Someone has paid for that crime before the execution.........the victim and his family.
Re: Last last meal
Posted: Mon Sep 26, 2011 3:39 pm
by Scooter
So you claim the insight to look into the souls of the 7 recanting witnesses to know that they are now lying? Any other tricks you care to share? Walking on water? Making the blind see and the lame walk?
Re: Last last meal
Posted: Mon Sep 26, 2011 4:01 pm
by Miles
Scooter, my mother was a wise woman and one day she gave me some good advice. She said "Don't try to have a battle of wits with a moron. They will only drag you down to their level and beat you with experience!"
I am reasonably certain that if you continue to troll about the place you will find someone to accomodate you.

Re: Last last meal
Posted: Mon Sep 26, 2011 4:04 pm
by Scooter
Ah yes, when confronted with the irrefutable idiocy of one's position, retreat while claiming to occupy the high ground.
Your mother need not have worried about you sinking to the level of morons. That ship sailed long ago.
Re: Last last meal
Posted: Mon Sep 26, 2011 4:42 pm
by Crackpot
Really Miles you are talking about a Death penalty case where there is no physical evidence where 7 of the 9 witnesses recanted (eye witness being the only evidence) including accusations of coercion by the police and you seriously think that this is enough to kill a man?
Re: Last last meal
Posted: Mon Sep 26, 2011 5:20 pm
by Miles
Crackpot, I would like to think that those witness, at the time, took the case seriously enough to tell the truth. That being said changing their minds 20+ years later seems, to me, more like feeling guilty. That is my opinion. Could they have commuted his sentence to life w/out parole, sure would that have served the public better, I have no idea. I have few answers and lots of questions.
I also believe that asking those questions in some circles is not worth the effort as some individuals are not capable of civil interaction when opinions differ.
Re: Last last meal
Posted: Mon Sep 26, 2011 5:32 pm
by Sue U
Miles wrote:I happen to believe in the death penlity in cases where it is warranted
Miles, I would like to know what the circumstances are in which you think the death penalty is warranted and why -- i.e., what are the appropriate criteria and what is/are the objective(s)?

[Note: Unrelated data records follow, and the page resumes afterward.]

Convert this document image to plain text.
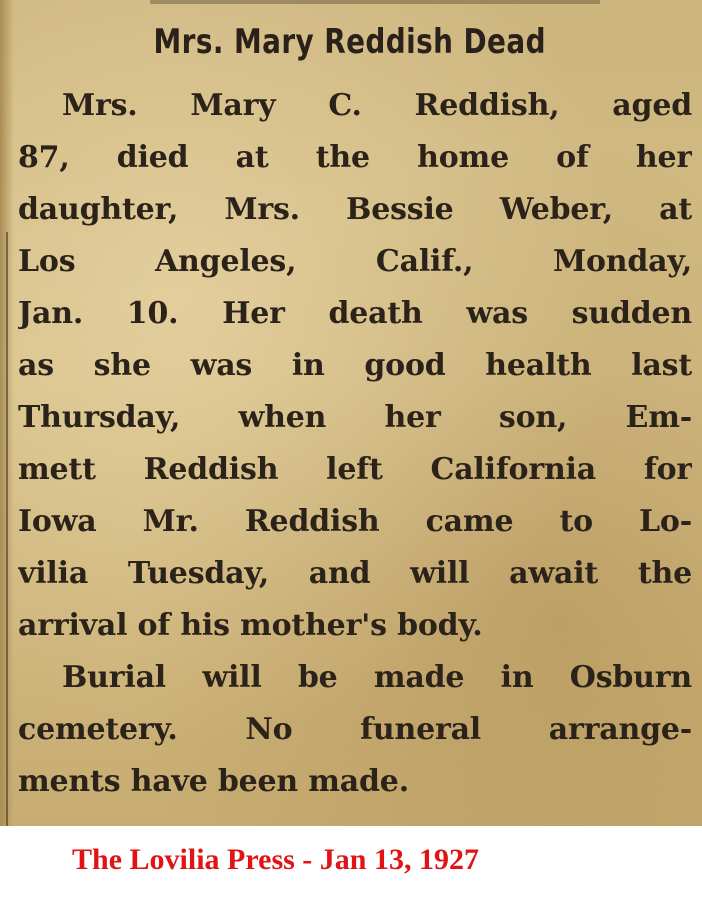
Mrs. Mary Reddish Dead
Mrs. Mary C. Reddish, aged
87, died at the home of her
daughter, Mrs. Bessie Weber, at
Los Angeles, Calif., Monday,
Jan. 10. Her death was sudden
as she was in good health last
Thursday, when her son, Em-
mett Reddish left California for
Iowa Mr. Reddish came to Lo-
vilia Tuesday, and will await the
arrival of his mother's body.
Burial will be made in Osburn
cemetery. No funeral arrange-
ments have been made.
The Lovilia Press - Jan 13, 1927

Also, under what circumstances,if any, do you think a sentence of death should be reversed or commuted or otherwise altered?
Re: Last last meal
Posted: Mon Sep 26, 2011 5:37 pm
by Crackpot
Miles
Could they have commuted his sentence to life w/out parole, sure would that have served the public better, I have no idea. I have few answers and lots of questions.
That is the point really there is enough question (especially if coercion was a factor) to make the finality of the death penalty highly questionable as a just end.
Re: Last last meal
Posted: Mon Sep 26, 2011 5:43 pm
by Scooter
The witnesses did not wait 20+ years and then suddenly change their minds. Concerns about coercion of witness statements arose early on in the appeals process but were continually dismissed on various procedural grounds. The legal centre that was handling the appeals also lost most of its funding and was not able to dedicate resources to tracking down and interviewing all the witnesses in a timely fashion. Affidavits from several of the witnesses in question were able to be obtained a decade or more ago. None of this is a last minute hail mary pass, it is years and years and years of the defence team throwing themselves up against the same legal roadblocks over and over again when all along they have had evidence that the entire basis for the original verdict had collapsed.